DG: I think, there are a few key words you're using when you say that the general physical context for people to receive a moving image is sitting, and when you said this was a contemplative process. I think for me it is trying to question whether this is such a contemplative process or whether this is an atmosphere that induces supplication rather than questioning. I don't mean to be overly critical of the phenomenon of cinema, I enjoy it a lot, but certain questions need to be asked. And if you can physically encourage questioning, then why not do it? This is one of the things I'm trying to do, just by shifting the physical situation. And if anyone walks into a room and sees a cinema screen that they can walk around, then why wouldn't they do it? So most people do and, again, it's just trying to engage this mechanism of thinking. If people can come into a space, watch films they are familiar with, but be able to just lounge around, move around, feel free to behave outside of the confines of the cinema chair, again the questioning's been initiated. Because by abandoning convention, people will ask why you abandoned that convention, just as, I suppose, a trick to start things off for people. And when you're saying that there's more of a sculptural thing, yeah, it could be more of a sculptural thing. It could also be a painting thing. It's probably not a video thing.
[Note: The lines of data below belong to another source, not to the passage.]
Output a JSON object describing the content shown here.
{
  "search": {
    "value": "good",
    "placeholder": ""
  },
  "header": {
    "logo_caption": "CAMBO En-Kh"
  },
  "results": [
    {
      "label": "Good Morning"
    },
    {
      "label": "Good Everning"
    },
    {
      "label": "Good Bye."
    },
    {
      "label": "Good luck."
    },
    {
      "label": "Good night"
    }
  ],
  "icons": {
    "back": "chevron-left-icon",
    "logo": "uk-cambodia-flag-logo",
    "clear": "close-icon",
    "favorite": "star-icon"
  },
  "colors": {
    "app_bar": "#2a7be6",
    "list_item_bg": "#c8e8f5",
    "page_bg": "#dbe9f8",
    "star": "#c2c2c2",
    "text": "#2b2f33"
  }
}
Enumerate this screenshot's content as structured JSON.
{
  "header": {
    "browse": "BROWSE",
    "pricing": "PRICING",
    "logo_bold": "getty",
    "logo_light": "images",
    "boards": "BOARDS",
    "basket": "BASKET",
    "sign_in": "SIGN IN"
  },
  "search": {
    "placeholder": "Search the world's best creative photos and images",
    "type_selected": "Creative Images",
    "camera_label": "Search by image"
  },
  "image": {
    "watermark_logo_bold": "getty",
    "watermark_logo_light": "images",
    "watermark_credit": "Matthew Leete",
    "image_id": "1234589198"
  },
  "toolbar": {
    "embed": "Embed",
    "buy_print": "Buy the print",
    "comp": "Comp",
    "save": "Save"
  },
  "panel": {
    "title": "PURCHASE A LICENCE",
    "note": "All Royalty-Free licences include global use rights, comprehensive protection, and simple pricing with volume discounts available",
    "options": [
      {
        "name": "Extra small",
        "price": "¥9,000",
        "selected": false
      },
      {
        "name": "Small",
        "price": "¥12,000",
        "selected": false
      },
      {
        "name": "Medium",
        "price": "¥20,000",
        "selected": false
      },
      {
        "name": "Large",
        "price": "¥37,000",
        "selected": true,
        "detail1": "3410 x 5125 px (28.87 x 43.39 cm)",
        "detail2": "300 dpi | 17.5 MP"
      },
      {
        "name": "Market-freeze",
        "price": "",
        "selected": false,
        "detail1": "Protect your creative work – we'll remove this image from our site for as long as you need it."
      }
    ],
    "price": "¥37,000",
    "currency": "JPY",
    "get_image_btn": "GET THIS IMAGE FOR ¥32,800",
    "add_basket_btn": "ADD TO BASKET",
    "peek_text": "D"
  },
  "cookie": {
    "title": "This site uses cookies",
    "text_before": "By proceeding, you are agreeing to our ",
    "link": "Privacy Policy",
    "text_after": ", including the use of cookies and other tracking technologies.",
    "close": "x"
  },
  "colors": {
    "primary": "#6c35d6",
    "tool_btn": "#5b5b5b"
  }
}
I mean, in my art education and my art experience, I really dislike video art. It's physically a problem for me – I don't like to sit and look at a box which is beaming light straight into my eye. I find it difficult to sit and ask questions. I also don't like theatricality, which appears to be implicit for everyone who's using video – I mean it's not necessary. I like the idea that as a visitor to an art space, you know this is the equipment, you know that it needs electricity to power the projector and the player, so there's no need to try and hide it. If anyone comes into an installation by an artist and has a problem with the fact that there's a cable on the floor, that's their problem – it's not the artist's problem. So there's no reason to hide anything. Not as far as I'm concerned, because I'm not that interested, in the end I'm not even that interested in the image that I'm presenting – I'm only interested in the artist's role as a kick-starter for questions.

AB: I'll ask you the last question. How do you picture the near future, the end of this century, of this millennium?

DG: I think too much and I worry a lot, so I'm hoping that I won't be conscious of the end of the millennium. You know, there are certain unimportant calendar dates which I think provide a distraction from questions that need to be asked, the millennium being one of them. The idea that the human race was moving towards a change in the next millennium and that date was of some significance is bullshit, you know. From December whatever to January 15th, a couple of weeks in between millenniums, and it's not going to mean anything unless certain questions are asked and answers are given and arguments started and continued. Who's interested in the definition of the 20th or the 21st century? Not me, it's a statement which doesn't even provide the impetus for a discussion. You know, I don't pay any attention to these things – Christmas, New Year don't mean anything to me. And if you wake up in the morning and you're healthy, then that's the best day of the year.